Even within a brand, you might consider having a dedicated IP address for your transactional emails which is separated from the marketing emails because transactional emails inherently have a really good reputation and you really want to make sure people get them. It's super important and you don't want a bad campaign to impact your transactional emails.
Below is the summary of recommendations from ISPs that you want to adopt to look like a good sender for them. You are most likely aware of some (if not all) of the practices. If some are new to you, take the time to adapt them to make your life in email marketing easier.
1. Always seek explicit permission from the user with more specific options. No pre-checked boxes. Make sure the user clearly understands what they sign up for.
2. Make sure it's very clear who you are, make sure that your brand is reflecting in the emails.
3. Send a type of emails that your recipients signed up for and want to receive. Do not send a lot of other things just because you got the permission.
4. Get on feedback loops so you can see what's going to be causing you the mystery.
5. Set up email authentication.
As Paul Rock, AOL's Principal Programmer, said:
If you don't have a reputation, you have a bad reputation. 98% of new IP addresses we see are spewing garbage. We don't know you – that's the problem. And the only way we can know you reliably and know that you are not somebody pretending to be you is to make sure you are authenticated. Without authentication, we don't know you.
6. Use the right measurement. Measure your clicks, measure your opens, measure everything you can, try to measure those metrics across campaigns and see how they look like.
7. Measure your Inbox delivery rate. Let’s say your email service provider is reporting 100% deliverability with a 0% bounce rate. It looks like 100% deliverability but it may be 95% Inbox placements and 5% spam placements. So, actually 5% of your delivered emails did not reach the recipients.
With time, your spam rate could be increasing and preventing your mail from reaching your subscribers. For some senders, this could mean thousands in lost revenue.
Thus, measuring your overall deliverability rate vs. Inbox placement rate before sending out the real email campaign is important.
For example, the G-Lock Apps test report will show you Inbox placements and spam placements of your email with major ISPs just within minutes, and calculate your Inbox rate and spam rate. Based on the report data, you can see how your message is treated and take steps to fix deliverability issues if detected.

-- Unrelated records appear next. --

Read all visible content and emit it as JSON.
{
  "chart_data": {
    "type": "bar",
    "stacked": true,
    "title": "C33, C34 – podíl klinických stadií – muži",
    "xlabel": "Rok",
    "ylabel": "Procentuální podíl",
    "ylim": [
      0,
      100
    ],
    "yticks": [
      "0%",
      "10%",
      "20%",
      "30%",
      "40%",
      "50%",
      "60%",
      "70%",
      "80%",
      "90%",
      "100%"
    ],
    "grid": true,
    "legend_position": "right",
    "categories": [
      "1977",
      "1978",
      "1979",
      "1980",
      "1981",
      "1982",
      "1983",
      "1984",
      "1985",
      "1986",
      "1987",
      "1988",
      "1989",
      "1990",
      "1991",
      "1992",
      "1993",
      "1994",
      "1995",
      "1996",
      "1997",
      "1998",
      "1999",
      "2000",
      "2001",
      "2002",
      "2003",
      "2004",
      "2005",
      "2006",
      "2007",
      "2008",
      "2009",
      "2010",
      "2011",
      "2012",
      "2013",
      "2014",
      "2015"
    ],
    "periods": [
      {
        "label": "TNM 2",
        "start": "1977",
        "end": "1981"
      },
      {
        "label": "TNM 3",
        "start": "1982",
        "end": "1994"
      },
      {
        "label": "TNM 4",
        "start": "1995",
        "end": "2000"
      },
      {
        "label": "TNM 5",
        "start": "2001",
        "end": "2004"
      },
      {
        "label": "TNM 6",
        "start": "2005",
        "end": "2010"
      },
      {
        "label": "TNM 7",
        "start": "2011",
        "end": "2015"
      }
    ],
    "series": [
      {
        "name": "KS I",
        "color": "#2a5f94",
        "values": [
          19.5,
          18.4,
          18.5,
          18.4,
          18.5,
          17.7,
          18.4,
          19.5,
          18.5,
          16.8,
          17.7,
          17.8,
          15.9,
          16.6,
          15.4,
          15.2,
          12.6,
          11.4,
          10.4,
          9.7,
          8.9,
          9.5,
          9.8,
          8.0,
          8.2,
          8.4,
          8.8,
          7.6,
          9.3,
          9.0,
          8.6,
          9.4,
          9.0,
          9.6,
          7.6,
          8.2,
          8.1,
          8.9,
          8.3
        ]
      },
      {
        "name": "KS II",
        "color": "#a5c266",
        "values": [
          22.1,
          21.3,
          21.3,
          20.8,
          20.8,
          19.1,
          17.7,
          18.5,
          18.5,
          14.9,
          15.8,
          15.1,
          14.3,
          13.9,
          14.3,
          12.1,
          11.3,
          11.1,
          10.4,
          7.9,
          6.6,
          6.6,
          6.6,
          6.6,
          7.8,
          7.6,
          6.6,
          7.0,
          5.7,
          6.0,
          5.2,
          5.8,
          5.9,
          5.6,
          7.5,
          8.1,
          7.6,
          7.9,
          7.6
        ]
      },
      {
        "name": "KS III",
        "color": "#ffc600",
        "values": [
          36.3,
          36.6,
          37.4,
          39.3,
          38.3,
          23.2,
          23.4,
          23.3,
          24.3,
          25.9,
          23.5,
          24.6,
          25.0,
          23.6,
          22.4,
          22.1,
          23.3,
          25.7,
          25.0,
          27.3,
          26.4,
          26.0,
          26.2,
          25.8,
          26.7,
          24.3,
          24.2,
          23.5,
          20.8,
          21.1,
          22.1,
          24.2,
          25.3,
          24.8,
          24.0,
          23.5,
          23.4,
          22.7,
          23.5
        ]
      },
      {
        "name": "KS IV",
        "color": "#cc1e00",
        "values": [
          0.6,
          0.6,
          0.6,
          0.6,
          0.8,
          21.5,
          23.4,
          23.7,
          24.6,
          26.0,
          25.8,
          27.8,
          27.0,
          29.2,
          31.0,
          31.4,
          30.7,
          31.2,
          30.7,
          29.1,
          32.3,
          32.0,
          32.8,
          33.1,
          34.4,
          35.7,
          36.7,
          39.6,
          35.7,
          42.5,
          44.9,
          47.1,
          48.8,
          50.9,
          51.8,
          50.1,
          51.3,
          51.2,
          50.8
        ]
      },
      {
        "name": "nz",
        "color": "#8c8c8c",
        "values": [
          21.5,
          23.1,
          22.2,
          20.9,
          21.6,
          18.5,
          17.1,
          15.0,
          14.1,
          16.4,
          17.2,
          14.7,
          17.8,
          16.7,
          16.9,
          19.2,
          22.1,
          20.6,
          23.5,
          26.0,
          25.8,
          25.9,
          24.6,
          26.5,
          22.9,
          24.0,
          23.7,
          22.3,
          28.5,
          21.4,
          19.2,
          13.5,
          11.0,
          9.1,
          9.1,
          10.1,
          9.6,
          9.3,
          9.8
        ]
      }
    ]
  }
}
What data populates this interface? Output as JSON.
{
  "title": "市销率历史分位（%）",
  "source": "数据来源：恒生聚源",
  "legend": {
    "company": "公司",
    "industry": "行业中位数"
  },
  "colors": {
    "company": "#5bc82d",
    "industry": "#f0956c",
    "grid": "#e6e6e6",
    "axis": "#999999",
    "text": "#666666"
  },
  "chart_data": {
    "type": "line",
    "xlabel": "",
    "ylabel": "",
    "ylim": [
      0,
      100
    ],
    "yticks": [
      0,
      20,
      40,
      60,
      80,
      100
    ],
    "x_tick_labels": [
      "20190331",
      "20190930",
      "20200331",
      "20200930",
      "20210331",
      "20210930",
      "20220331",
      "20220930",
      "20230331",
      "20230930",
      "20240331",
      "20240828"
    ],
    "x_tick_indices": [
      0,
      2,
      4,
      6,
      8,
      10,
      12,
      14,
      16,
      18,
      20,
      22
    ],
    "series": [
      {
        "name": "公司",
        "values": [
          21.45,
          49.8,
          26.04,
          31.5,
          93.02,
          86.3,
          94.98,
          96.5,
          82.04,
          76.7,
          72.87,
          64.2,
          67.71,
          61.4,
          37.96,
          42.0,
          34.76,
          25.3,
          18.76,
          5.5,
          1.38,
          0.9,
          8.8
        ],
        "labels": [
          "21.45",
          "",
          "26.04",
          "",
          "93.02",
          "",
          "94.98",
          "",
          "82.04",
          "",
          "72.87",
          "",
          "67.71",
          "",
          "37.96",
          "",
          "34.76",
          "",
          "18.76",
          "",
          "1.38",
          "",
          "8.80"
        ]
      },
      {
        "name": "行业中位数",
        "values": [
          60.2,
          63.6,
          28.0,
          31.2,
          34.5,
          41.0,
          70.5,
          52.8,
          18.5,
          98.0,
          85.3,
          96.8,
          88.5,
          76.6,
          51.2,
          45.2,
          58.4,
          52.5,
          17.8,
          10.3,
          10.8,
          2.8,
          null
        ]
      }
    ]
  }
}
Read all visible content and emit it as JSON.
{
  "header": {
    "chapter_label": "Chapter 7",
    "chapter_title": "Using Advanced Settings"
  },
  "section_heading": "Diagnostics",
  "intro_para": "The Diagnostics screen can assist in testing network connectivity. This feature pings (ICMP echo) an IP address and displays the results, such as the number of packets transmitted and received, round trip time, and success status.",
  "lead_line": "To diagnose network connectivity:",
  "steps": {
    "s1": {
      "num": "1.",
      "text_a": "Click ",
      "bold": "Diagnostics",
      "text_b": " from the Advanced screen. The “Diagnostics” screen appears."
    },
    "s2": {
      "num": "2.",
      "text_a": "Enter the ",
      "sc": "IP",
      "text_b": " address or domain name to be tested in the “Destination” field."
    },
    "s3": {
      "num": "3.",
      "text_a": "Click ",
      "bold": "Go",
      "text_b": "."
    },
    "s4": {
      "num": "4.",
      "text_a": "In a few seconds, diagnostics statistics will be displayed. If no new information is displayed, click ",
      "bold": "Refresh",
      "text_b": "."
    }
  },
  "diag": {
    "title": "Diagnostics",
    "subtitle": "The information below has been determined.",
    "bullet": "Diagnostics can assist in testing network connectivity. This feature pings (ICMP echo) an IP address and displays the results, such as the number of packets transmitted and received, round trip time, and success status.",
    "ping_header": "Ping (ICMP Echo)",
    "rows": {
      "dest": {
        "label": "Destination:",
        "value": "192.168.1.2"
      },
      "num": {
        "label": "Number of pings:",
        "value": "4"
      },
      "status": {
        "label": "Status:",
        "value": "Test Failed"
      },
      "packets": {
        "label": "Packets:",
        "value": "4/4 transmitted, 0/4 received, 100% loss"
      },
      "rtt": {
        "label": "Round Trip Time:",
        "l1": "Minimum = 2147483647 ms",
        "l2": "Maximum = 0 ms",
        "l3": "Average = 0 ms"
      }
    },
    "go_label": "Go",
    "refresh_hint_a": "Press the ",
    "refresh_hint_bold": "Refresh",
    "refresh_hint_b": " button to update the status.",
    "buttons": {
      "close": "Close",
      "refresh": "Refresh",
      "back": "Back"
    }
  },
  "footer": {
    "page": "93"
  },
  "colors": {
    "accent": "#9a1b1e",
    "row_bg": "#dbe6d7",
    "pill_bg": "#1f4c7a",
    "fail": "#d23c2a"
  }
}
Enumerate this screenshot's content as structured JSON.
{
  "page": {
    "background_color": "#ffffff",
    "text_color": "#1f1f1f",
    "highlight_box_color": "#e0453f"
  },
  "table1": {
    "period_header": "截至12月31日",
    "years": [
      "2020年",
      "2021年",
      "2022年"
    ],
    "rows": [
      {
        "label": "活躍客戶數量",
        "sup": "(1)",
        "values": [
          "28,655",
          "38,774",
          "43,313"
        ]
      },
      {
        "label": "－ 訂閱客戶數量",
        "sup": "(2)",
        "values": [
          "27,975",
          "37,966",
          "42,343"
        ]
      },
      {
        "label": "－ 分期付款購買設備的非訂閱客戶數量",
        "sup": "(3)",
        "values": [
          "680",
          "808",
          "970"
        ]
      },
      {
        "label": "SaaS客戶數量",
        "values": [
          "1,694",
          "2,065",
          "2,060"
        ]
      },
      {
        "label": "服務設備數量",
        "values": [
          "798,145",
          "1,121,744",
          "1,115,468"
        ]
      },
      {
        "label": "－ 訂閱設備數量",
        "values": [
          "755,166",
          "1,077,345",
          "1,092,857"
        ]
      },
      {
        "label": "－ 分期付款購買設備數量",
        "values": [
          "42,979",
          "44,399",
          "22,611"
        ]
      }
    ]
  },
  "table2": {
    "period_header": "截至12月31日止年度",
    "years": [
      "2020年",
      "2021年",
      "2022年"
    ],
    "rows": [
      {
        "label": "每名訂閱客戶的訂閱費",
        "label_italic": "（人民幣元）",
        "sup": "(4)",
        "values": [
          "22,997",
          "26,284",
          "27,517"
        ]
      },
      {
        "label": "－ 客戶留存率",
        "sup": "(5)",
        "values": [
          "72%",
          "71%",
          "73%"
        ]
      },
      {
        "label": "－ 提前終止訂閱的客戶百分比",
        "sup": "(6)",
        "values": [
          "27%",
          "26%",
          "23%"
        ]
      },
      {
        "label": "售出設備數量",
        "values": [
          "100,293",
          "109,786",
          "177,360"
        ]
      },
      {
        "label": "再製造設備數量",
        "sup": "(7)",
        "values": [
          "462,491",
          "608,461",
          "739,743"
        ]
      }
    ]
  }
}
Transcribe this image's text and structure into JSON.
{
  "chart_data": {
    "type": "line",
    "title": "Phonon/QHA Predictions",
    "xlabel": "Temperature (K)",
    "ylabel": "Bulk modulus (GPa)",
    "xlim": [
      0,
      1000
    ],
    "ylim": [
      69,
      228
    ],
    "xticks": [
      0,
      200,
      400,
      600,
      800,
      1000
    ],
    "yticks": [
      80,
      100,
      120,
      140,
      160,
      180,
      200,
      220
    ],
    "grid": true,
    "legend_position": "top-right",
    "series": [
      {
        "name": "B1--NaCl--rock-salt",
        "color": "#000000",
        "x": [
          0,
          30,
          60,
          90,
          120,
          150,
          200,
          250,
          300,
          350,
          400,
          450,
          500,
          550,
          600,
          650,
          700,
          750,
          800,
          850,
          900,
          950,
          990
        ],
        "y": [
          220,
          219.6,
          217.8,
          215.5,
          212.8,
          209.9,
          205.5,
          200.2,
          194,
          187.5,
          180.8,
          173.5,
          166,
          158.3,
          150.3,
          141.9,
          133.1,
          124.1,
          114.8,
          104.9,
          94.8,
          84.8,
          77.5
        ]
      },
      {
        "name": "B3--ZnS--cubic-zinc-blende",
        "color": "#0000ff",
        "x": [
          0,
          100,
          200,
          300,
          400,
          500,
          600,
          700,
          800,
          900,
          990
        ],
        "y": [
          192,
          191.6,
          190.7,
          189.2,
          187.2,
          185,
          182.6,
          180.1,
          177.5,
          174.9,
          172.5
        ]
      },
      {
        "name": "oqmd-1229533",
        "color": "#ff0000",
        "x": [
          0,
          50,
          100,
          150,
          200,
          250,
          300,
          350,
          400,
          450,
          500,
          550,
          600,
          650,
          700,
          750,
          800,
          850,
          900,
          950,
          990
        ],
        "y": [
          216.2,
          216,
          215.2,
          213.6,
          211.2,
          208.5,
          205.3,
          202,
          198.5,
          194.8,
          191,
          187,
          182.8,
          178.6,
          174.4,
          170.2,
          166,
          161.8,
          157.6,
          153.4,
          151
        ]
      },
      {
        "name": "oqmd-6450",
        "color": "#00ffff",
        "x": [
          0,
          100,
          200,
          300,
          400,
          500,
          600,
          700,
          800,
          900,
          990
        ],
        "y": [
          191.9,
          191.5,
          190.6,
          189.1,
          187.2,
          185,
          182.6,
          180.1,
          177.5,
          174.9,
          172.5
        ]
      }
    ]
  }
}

Plus, using G-Lock Apps, you can verify your sender authentication such as DKIM and SPF, run the email against spam filters, and check your sending IP against blacklists.
Email spam testing report from G-Lock Apps
8. Provide a very easy way to unsubscribe to protect from a negative user feedback.
And the last but very important thing
9. Ask yourself what your angle is. Is it a high rate of conversion or is it a high rate of deliverability? Do you really have to send the amount of emails that you are sending to get that kind of conversion?
If it's about conversion, make sure your recipients are actually liking your emails and that you are actually capturing their attention. Then probably you will be able to achieve a higher conversion with fewer emails by sending, for example, 2-3 killing emails they can't ignore instead of sending a dozen of vapid messages. That's the big question you need to ask.